Find the series' radius and interval of convergence. Then identify the values of x for which the series converges absolutely and conditionally.

## Homework Equations

ratio test

absolute convergence test

alternating series test

## The Attempt at a Solution

[tex]\lim_{n\rightarrow\infty}\vert\frac{(x-1)^{2n+3}}{2n+3}\frac{2n+1}{(x-1)^{2n+1}}\vert=\lim_{n\rightarrow\infty}(x-1)^{2}\frac{2n+1}{2n+3}[/tex]

[tex](x-1)^{2}\lim_{n\rightarrow\infty}\frac{2n+1}{2n+3}=(x-1)^{2}[/tex]

[tex](x-1)^{2}<1[/tex]

[tex]\sqrt{(x-1)^{2}}<1[/tex]

[tex]\vert x-1\vert<1[/tex]

[tex]0<x<2[/tex]

so my radius of convergence is 1

then plugging in x=0 and x=2

i get [tex]\sum_{n=0}^{\infty}\frac{(-1)^{n}(-1)^{2n+1}}{2n+1}[/tex] and

[tex]\sum_{n=0}^{\infty}\frac{(-1)^{n}(1)^{2n+1}}{2n+1}[/tex]

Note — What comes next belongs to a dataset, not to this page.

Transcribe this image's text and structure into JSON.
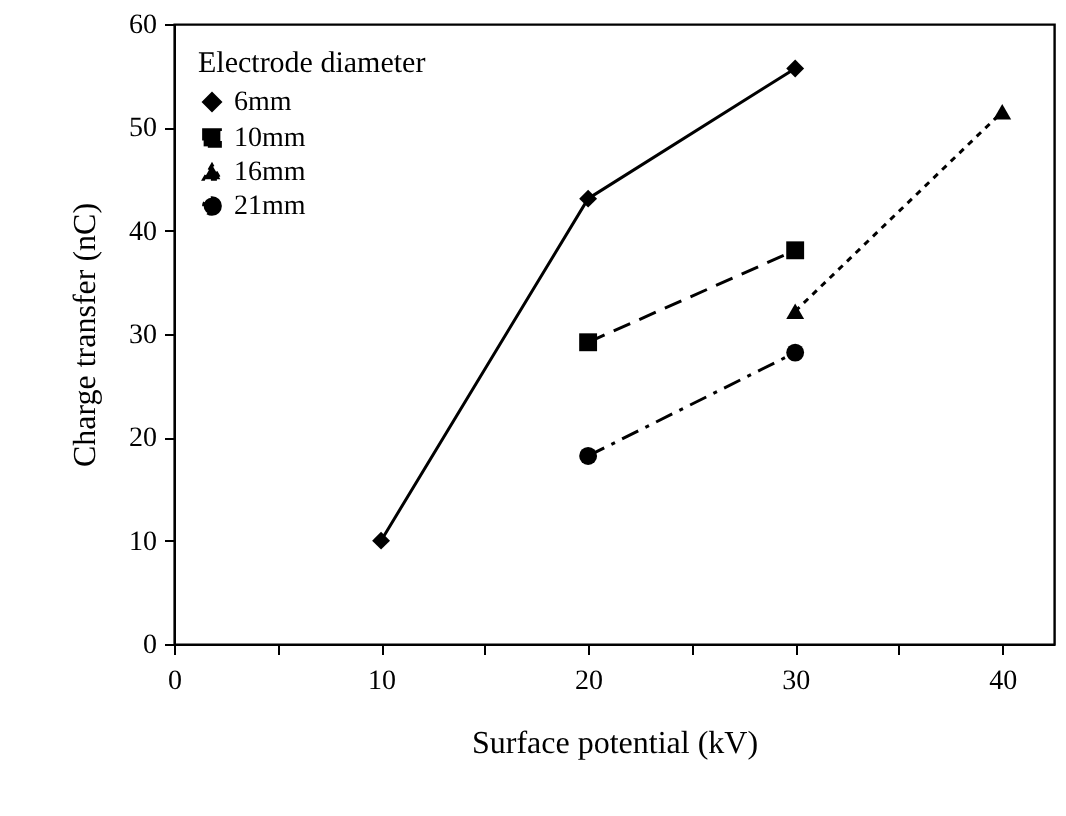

i found that at both x=0 and x=2 the series converges conditionally

so then my interval of convergence is [tex]0\leq x \leq 2[/tex] with absolute convergence on 0<x<2 and conditional convergence at x=0 and 2

i have a test tomorrow on sequences, infinite series, power series, and taylor series so I am working on the problems in my book but this one is an even numbered problme so i can't check my solution in the back of the book

also i noticed that this series is the taylor series for arctanx centered at x=1, could i have used this to get the solution much quicker than what i did?